Galveston Economic Report
David Stanowski Publisher
Monthly Sales Tax:
Latest Update: 16 May 2020
Sales tax collections are a very good proxy for overall economic activity, excluding investment. They are also very accurate, because they do not rely on estimates or formulas; they represent actual sales.
The following graph was generated by calculating a backward looking 12-month rolling sum, of the previous 12 month's sales tax collections, to smooth the data.
Sales tax collections topped out in February 2009, as the damage from Hurricane Ike and the 2007-2009 Great Recession slowed the Texas economy. Sales tax collections bottomed in March 2010 and remained strong until they met some headwinds in September 2015 which pushed collections down for 14 months, where they began climbing, once again.
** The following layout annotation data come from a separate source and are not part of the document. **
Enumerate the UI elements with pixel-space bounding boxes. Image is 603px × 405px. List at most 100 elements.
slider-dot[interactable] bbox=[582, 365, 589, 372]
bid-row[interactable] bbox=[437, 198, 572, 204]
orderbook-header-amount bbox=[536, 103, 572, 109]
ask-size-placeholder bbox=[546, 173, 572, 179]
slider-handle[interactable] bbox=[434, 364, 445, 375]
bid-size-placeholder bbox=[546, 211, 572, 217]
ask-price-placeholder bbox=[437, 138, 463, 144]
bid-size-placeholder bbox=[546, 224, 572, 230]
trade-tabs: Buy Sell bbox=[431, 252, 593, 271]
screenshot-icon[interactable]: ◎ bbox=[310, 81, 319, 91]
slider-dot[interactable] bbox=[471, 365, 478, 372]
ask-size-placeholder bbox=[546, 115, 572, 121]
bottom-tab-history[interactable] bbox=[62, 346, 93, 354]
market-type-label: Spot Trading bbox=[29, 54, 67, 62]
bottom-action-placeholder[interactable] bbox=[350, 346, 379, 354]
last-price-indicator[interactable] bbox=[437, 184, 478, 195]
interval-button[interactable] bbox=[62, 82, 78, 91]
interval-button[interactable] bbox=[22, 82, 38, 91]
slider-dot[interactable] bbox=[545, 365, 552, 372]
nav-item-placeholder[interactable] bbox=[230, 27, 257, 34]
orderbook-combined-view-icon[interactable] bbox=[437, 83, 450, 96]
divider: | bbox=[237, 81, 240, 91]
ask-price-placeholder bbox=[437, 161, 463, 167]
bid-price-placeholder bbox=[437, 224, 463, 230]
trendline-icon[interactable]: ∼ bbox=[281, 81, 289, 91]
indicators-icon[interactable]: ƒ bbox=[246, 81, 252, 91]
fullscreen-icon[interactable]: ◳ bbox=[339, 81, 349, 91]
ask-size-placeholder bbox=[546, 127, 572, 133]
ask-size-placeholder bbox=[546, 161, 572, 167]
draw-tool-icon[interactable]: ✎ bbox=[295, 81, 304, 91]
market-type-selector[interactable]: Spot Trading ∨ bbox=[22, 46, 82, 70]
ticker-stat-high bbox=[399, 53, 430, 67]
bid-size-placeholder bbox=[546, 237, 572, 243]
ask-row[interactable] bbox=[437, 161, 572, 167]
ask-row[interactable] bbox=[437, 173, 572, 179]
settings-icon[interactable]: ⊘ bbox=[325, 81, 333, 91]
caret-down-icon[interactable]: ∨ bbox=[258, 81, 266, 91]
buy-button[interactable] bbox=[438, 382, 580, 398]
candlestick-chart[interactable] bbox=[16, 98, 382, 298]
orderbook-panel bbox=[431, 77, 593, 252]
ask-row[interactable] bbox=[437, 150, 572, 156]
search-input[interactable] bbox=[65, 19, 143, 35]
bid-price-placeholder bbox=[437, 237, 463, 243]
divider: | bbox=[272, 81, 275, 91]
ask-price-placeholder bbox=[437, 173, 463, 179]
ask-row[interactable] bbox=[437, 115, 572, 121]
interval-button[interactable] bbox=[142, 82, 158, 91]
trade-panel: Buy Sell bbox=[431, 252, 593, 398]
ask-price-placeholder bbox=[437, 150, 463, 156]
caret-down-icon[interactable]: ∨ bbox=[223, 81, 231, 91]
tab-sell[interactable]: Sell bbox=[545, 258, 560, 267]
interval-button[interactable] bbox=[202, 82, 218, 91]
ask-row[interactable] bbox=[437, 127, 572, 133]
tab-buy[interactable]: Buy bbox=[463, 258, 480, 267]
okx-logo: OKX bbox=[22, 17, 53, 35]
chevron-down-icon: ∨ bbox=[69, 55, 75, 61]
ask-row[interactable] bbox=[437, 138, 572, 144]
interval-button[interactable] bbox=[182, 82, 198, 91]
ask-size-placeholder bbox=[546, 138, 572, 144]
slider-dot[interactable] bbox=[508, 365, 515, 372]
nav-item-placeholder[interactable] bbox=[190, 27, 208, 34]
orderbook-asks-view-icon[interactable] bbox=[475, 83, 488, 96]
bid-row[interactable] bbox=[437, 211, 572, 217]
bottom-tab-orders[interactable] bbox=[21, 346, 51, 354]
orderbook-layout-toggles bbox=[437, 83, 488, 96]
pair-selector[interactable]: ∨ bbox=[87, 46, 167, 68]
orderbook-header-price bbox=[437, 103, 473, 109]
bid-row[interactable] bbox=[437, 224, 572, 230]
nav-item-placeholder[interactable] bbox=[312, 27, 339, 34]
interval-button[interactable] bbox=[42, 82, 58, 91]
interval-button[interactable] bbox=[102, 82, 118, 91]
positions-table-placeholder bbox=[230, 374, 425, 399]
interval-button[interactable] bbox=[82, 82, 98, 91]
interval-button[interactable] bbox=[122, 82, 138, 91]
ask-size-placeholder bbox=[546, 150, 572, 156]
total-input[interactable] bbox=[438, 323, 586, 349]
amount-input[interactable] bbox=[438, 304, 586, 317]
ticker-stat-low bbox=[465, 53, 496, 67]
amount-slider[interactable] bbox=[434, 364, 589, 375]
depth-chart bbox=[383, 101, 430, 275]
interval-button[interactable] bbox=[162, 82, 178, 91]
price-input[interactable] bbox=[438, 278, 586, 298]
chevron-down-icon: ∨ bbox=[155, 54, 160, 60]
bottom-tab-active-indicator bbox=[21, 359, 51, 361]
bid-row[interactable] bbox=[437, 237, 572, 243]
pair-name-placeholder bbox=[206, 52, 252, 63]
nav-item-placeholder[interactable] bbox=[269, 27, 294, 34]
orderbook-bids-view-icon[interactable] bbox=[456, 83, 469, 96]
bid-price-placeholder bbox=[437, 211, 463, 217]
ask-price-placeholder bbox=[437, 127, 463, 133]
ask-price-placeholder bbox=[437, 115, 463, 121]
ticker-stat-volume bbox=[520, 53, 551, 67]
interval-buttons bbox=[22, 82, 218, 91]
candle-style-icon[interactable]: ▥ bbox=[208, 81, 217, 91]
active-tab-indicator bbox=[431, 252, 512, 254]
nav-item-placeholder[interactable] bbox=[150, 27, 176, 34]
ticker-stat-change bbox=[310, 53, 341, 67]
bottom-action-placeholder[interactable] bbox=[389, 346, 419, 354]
Currently, the backward looking 12-month rolling sum has exceeded $30 billion for the last 28 months!
To get a more "dynamic" and "internal" look at the uptrend in Texas sales tax collections, the Year-Over-Year Rate of Change was calculated to discover how the current 12-month trailing sum of sales tax collections compared to the sum 12 months ago throughout the period in question.
The positive rate-of-change in Texas sales tax collections peaked in October 2006. The first two years after that show the effect of the world-wide economic slowdown that preceded the financial crisis. After that, Hurricane Ike and the effects of the Great Recession drove the rate-of-change down to -10.57% in March 2010.
The FED's unprecedented credit creation, in response to the 2007-2009 crisis, allowed the State economy to stage a dramatic recovery, but the rate of recovery peaked in August 2012 at a slightly lower level of momentum than registered at the October 2006 peak.
After the August 2012 peak, the growth rate of sales tax collections contracted for the next 4 1/2 years, but it has rebounded since the September 2016 low, at -2.74%; however, it did put in a new peak 18 months ago; a peak that is lower than both the October 2006 and August 2012 highs.
Note: the Galveston Economic Report normally calculates the year-over-year Rate of Change using smoothed data to reduce "random" fluctuations. However, in times of extreme moves, smoothing makes it difficult to appreciate the full extent of such moves. Therefore, due to the sudden and devastating impact of the Corona Virus Lockdown on the Texas economy, the unsmoothed Rate of Change between April 2019 and April 2020 was added to this month's report and found that April 2020's sales tax collections were 9.29% below those during April 2019!
In comparison, the Smoothed 12 Month YoY RoC, as shown on the following graph, was still +3.82% in April 2020.
The previous graphs show the "nominal" amount of sales tax collected which corresponds to the nominal amount of State economic activity. In other words, this data has NOT been "adjusted" for inflation by using some "estimate" of the current inflation rate to create the "real" (inflation-adjusted) rate-of-change of sales tax collections. Since the April 2020 NOMINAL rate-of-change in sales tax collections was +3.82%, adjusting for the current "estimated" rate of inflation of at least 2.0% indicates that the Texas economy is expanding at a healthy rate on a "real" basis!
Note: with a sales tax rate of 6.25%, the most recent 12-month sum of sales tax collected of $34,725,607,000 was generated from economic activity of $555,609,712,000.